Further, many young people reported feeling like they are isolated without connections and support during this crisis.  According to the  FosterClub Poll of young people only 37% of the young people who responded have family members (legal or chosen) to rely on during the crisis. Less than half indicated they have friends they can rely on for advice and support (45%). 1 in 5 youth reported that they are entirely on their own. The FosterClub poll of Independent Living Coordinators found that three-quarters of state ILPS reported youth were requesting mental health services and lacked connections to emotional support and guidance. 


During the ILP webinar, panelists noted a number of ways that they are helping young people stay connected to resources and peers, and service providers. 

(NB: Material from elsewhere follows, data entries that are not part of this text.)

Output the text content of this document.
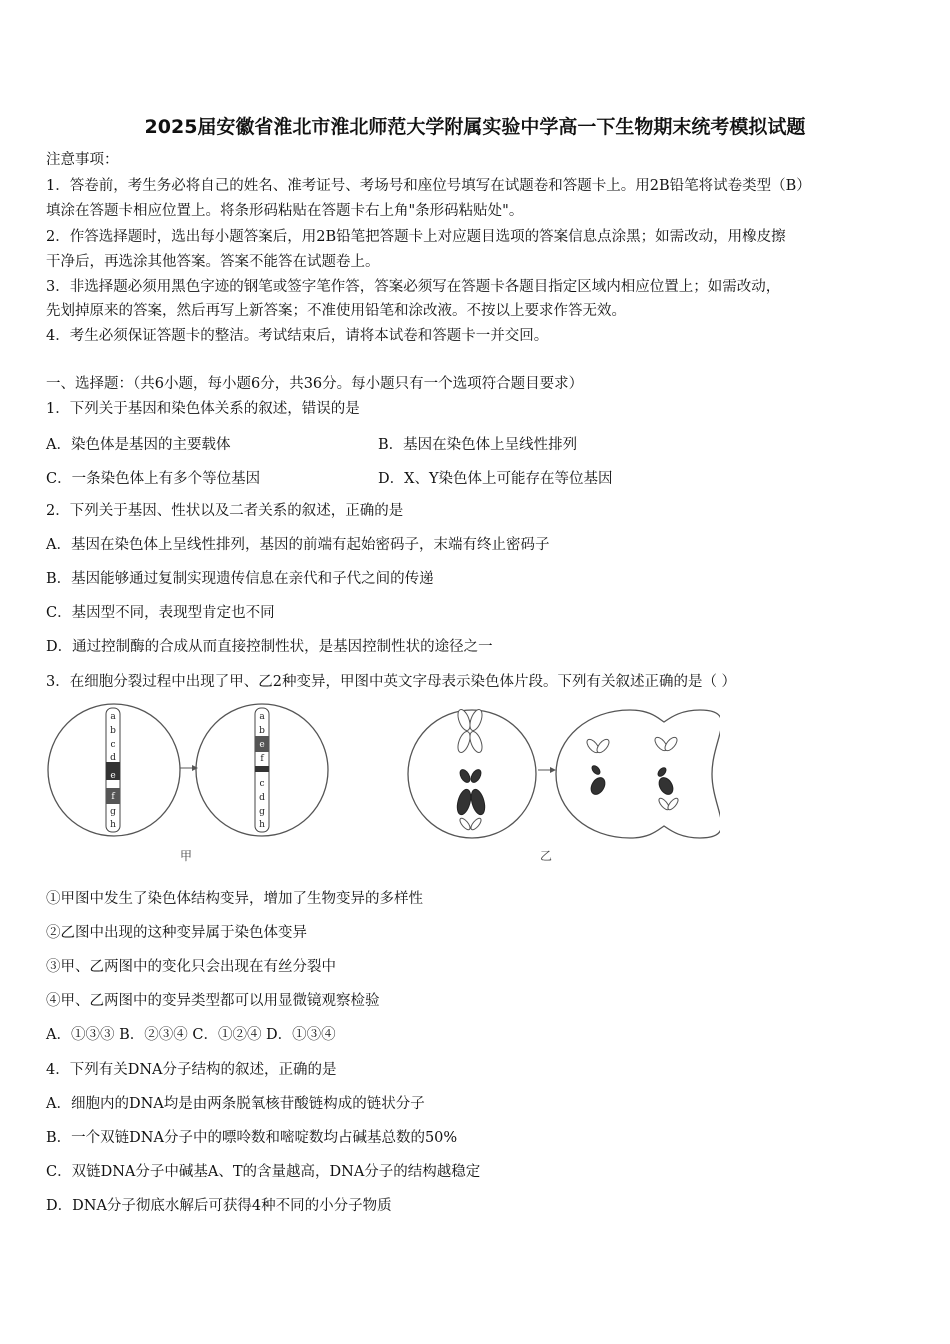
2025届安徽省淮北市淮北师范大学附属实验中学高一下生物期末统考模拟试题
注意事项：
1．答卷前，考生务必将自己的姓名、准考证号、考场号和座位号填写在试题卷和答题卡上。用2B铅笔将试卷类型（B）
填涂在答题卡相应位置上。将条形码粘贴在答题卡右上角"条形码粘贴处"。
2．作答选择题时，选出每小题答案后，用2B铅笔把答题卡上对应题目选项的答案信息点涂黑；如需改动，用橡皮擦
干净后，再选涂其他答案。答案不能答在试题卷上。
3．非选择题必须用黑色字迹的钢笔或签字笔作答，答案必须写在答题卡各题目指定区域内相应位置上；如需改动，
先划掉原来的答案，然后再写上新答案；不准使用铅笔和涂改液。不按以上要求作答无效。
4．考生必须保证答题卡的整洁。考试结束后，请将本试卷和答题卡一并交回。
一、选择题：（共6小题，每小题6分，共36分。每小题只有一个选项符合题目要求）
1．下列关于基因和染色体关系的叙述，错误的是
A．染色体是基因的主要载体	B．基因在染色体上呈线性排列
C．一条染色体上有多个等位基因	D．X、Y染色体上可能存在等位基因
2．下列关于基因、性状以及二者关系的叙述，正确的是
A．基因在染色体上呈线性排列，基因的前端有起始密码子，末端有终止密码子
B．基因能够通过复制实现遗传信息在亲代和子代之间的传递
C．基因型不同，表现型肯定也不同
D．通过控制酶的合成从而直接控制性状，是基因控制性状的途径之一
3．在细胞分裂过程中出现了甲、乙2种变异，甲图中英文字母表示染色体片段。下列有关叙述正确的是（ ）
a
b
c
d
e
f
g
h
a
b
e
f
c
d
g
h
甲	乙
①甲图中发生了染色体结构变异，增加了生物变异的多样性
②乙图中出现的这种变异属于染色体变异
③甲、乙两图中的变化只会出现在有丝分裂中
④甲、乙两图中的变异类型都可以用显微镜观察检验
A．①③③ B．②③④ C．①②④ D．①③④
4．下列有关DNA分子结构的叙述，正确的是
A．细胞内的DNA均是由两条脱氧核苷酸链构成的链状分子
B．一个双链DNA分子中的嘌呤数和嘧啶数均占碱基总数的50%
C．双链DNA分子中碱基A、T的含量越高，DNA分子的结构越稳定
D．DNA分子彻底水解后可获得4种不同的小分子物质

  • In Alabama, the ILP Coordinator expanded communication directly to young people - compiling email lists and using a facebook page to communicate with young people and ILP staff. Alabama’s ILP also hosted a Pop up pizza party using Zoom for young people across the state - coordinating pizza delivery for youth and providers to have the opportunity to connect.

  • In Missouri, the IL Coordinator provided scripts to workers to use during mandatory visits for the purposes of ensuring wellbeing needs were met and provided documents on resources available with eligibility information and phone numbers.

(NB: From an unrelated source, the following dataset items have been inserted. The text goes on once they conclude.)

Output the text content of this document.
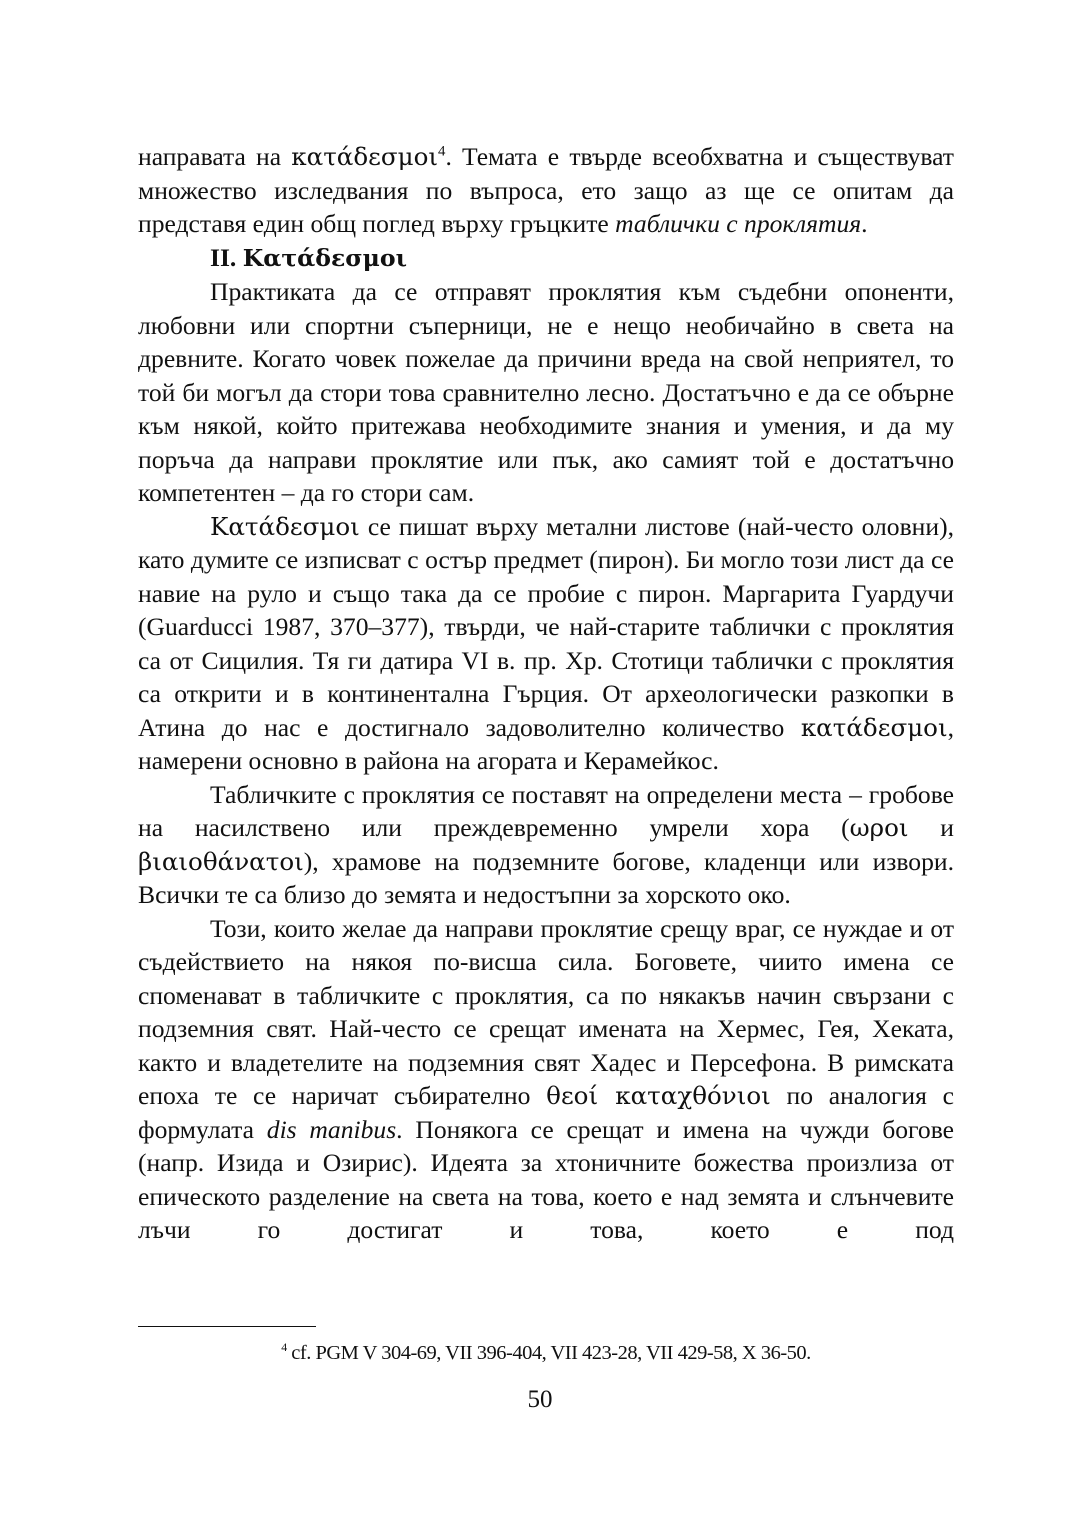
направата на κατάδεσμοι$^4$. Темата е твърде всеобхватна и съществуват множество изследвания по въпроса, ето защо аз ще се опитам да представя един общ поглед върху гръцките таблички с проклятия.

II. Κατάδεσμοι

Практиката да се отправят проклятия към съдебни опоненти, любовни или спортни съперници, не е нещо необичайно в света на древните. Когато човек пожелае да причини вреда на свой неприятел, то той би могъл да стори това сравнително лесно. Достатъчно е да се обърне към някой, който притежава необходимите знания и умения, и да му поръча да направи проклятие или пък, ако самият той е достатъчно компетентен – да го стори сам.

Κατάδεσμοι се пишат върху метални листове (най-често оловни), като думите се изписват с остър предмет (пирон). Би могло този лист да се навие на руло и също така да се пробие с пирон. Маргарита Гуардучи (Guarducci 1987, 370–377), твърди, че най-старите таблички с проклятия са от Сицилия. Тя ги датира VI в. пр. Хр. Стотици таблички с проклятия са открити и в континентална Гърция. От археологически разкопки в Атина до нас е достигнало задоволително количество κατάδεσμοι, намерени основно в района на агората и Керамейкос.

Табличките с проклятия се поставят на определени места – гробове на насилствено или преждевременно умрели хора (ωροι и βιαιοθάνατοι), храмове на подземните богове, кладенци или извори. Всички те са близо до земята и недостъпни за хорското око.

Този, които желае да направи проклятие срещу враг, се нуждае и от съдействието на някоя по-висша сила. Боговете, чиито имена се споменават в табличките с проклятия, са по някакъв начин свързани с подземния свят. Най-често се срещат имената на Хермес, Гея, Хеката, както и владетелите на подземния свят Хадес и Персефона. В римската епоха те се наричат събирателно θεοί καταχθόνιοι по аналогия с формулата dis manibus. Понякога се срещат и имена на чужди богове (напр. Изида и Озирис). Идеята за хтоничните божества произлиза от епическото разделение на света на това, което е над земята и слънчевите лъчи го достигат и това, което е под

$^4$ cf. PGM V 304-69, VII 396-404, VII 423-28, VII 429-58, X 36-50.
50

  • Tennessee implemented youth led town hall meetings to engage youth in peer support conversations. Topics of the town hall included keeping a schedule, staying connected to friends, and maintaining healthy mental health, as a way to minimize the isolating effects of COVID-19.  Florida ILPs also increased support for youth councils to engage and empower youth - making sure their voices were heard and promoted.

  • In Florida, the IL Coordinator created a live virtual statewide graduation - complete with videos and photos. In Missouri, ILPs gave gift baskets to young people, conducte driveby celebrations for young people, and were able to get donated yard signs for graduates. 


After the panel discussion, ILP coordinators in the audience also weighed in on what their states are doing to support young people. Here is what they said: 

  • In Iowa, DHS is connecting young people to aftercare services, which serves youth to age 23 and has financial support for housing. Iowa has also created a fund for special COVID related needs (housing, etc), which up to 500 youth in aftercare services can access. 

  • Michigan is taking advantage of a new HHS allowance for youth who were in their extended foster care program to continue to receive funding after age 21.  

  • Indiana’s Governor Eric Holcomb issued an Executive Order that allows them to serve youth over age 21 under their extended foster care program. Indiana has also extended foster care and increased Chafee services to age 25, and increased ETV to age 26.

  • Illinois has been doing well-being checks for the youth who are participating in their Post-Secondary programs. Illinois has been able to provide young people with laptops to continue their online courses. Older youth have also been able to receive assistance with emergency housing and food vouchers.



Through the FosterClub polls and conversations with young people and IL providers, FosterClub has gained insights into how COVID-19 is affecting and hurting young people in and transitioning from foster care. These young people are often vulnerable to economic changes that affect unskilled employees first, and as a result, will likely take longer to recover, especially as they typically have limited to no family support. In addition, the FosterClub polls found that these young people were frequently unable to access relief measures passed by Congress to date, and IL programs across the country report they are experiencing an increase in the calls for assistance from young people. Although they are working hard to meet the increased demand, young people will continue to need more support for many months, if not years ahead.